La Cassazione stabilisce che non si raddoppia il termine d’accertamento se non è integrata la soglia di punibilità del reato relativa all’imposta di cui è contestata l’evasione

La Cassazione stabilisce che non si raddoppia il termine d’accertamento se non è integrata la soglia di punibilità del reato relativa all’imposta di cui è contestata l’evasione

Con la sentenza 18 febbraio 2022, n. 5501 allegata, la Cassazione ha escluso che possa operare il raddoppio del termine di accertamento nel caso in cui non sia integrata la soglia di punibilità relativa all’imposta evasa prevista dal reato di fraudolenta dichiarazione in quanto tale raddoppio è subordinato all’accertamento dell’astratta sussistenza di un reato che faccia sorgere l’obbligo di denuncia penale a carico del pubblico ufficiale per uno dei reati previsti dal d.lgs. n. 74/2000.
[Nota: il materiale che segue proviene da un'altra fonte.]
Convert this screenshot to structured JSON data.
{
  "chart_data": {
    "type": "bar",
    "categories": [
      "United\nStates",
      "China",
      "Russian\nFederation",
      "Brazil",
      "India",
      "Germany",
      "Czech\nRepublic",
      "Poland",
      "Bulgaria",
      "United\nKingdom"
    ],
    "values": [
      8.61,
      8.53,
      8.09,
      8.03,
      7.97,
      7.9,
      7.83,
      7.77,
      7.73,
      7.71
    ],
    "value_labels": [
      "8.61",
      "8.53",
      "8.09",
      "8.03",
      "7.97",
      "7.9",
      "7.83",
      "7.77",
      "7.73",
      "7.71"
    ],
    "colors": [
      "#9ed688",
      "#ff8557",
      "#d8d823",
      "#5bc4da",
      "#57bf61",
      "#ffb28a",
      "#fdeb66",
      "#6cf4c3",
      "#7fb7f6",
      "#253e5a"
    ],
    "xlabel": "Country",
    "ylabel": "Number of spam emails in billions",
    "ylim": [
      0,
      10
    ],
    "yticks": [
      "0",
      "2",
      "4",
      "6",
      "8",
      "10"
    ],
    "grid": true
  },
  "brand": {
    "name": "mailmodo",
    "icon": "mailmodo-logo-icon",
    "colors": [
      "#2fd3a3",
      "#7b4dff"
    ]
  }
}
La CTR del Veneto con la sentenza impugnata aveva annullato un avviso di accertamento per IRES relativa al periodo d’imposta 2004 notificato dall’Agenzia delle Entrate ad una società di capitali, avendolo ritenuto tardivo per il fatto che, nel caso oggetto del giudizio, non poteva sorgere tale obbligo di denuncia per non essere integrati gli elementi oggettivi del reato di fraudolenta dichiarazione fra cui, fra l’altro, anche quello relativo alla soglia di punibilità di un’imposta evasa superiore ad Euro 77.468,53.   
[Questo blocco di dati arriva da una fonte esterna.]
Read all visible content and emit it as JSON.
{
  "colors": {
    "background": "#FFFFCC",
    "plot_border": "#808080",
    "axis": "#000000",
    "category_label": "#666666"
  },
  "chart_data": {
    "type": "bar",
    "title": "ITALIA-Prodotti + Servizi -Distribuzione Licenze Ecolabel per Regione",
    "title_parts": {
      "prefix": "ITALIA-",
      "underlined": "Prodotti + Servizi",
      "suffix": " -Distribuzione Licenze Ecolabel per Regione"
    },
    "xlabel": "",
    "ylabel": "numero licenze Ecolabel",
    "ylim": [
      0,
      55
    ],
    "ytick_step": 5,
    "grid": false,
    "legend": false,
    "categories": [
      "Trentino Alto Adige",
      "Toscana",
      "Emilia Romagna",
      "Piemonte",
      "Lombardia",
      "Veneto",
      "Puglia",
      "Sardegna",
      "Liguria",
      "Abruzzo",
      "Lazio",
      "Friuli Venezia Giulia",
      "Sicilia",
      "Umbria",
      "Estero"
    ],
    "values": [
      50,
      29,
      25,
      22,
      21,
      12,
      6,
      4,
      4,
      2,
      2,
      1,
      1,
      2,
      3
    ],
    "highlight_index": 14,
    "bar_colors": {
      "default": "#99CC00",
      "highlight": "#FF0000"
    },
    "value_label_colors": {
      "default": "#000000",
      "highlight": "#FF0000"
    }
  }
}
Ebbene, la Corte di Cassazione, poiché l’Agenzia delle Entrate aveva presentato ricorso avverso tale sentenza, l’ha pienamente confermata, condividendo le argomentazioni formulate nel nostro controricorso. In particolare, la Suprema Corte, dopo aver premesso che “la dizione legislativa rende chiaro che il raddoppio è legato all’astratta sussistenza di un reato perseguibile d’ufficio, che fa sorgere l’obbligo di denuncia in capo al pubblico ufficiale ai sensi dell’art. 331 citato, e non dipende dal suo accertamento in concreto” e che “il raddoppio opera in presenza di tale presupposto astratto, indipendentemente dall’effettiva presentazione della denunzia, dall’inizio dell’azione penale e dall’accertamento del reato nel processo (Cass., Sez. VI, 28/06/2019, n. 17586, Cass., Sez. V, 13/09/2018, n. 22337; Cass., Sez. VI, 30/05/2016, n. 11171)”, ha argomentato che, “quando viene contestato il raddoppio dei termini, rientra nei compiti del giudice tributario l’accertamento dell’astratta sussistenza di un reato perseguibile d’ufficio, che faccia sorgere l’obbligo di denuncia in capo al pubblico ufficiale ai sensi dell’art. 331 cod. proc. pen., quindi anche del raggiungimento della soglia di rilevanza penale di cui all’artt. 43, comma 3, del d.P.R. n. 600 del 1973, nel testo vigente ratione temporis (cfr. Cass. Sez. 6 – 5, Ordinanza n. 11171 del 30/05/2016; Sez. 6 – 5, Ordinanza n. 13483 del 30/06/2016)”. Pertanto, poiché nel caso oggetto del giudizio, come rilevato dalla CTR del Veneto, la stessa Agenzia delle Entrate aveva riconosciuto che non risultava integrata la soglia di punibilità relativa all’imposta evasa, ha concluso che non poteva operare il raddoppio dei termini di accertamento in quanto, “conformemente al disposto normativo il superamento delle soglie di punibilità dev’essere riferito ad ogni imposta considerata singolarmente e ad ogni singolo anno d’imposta”.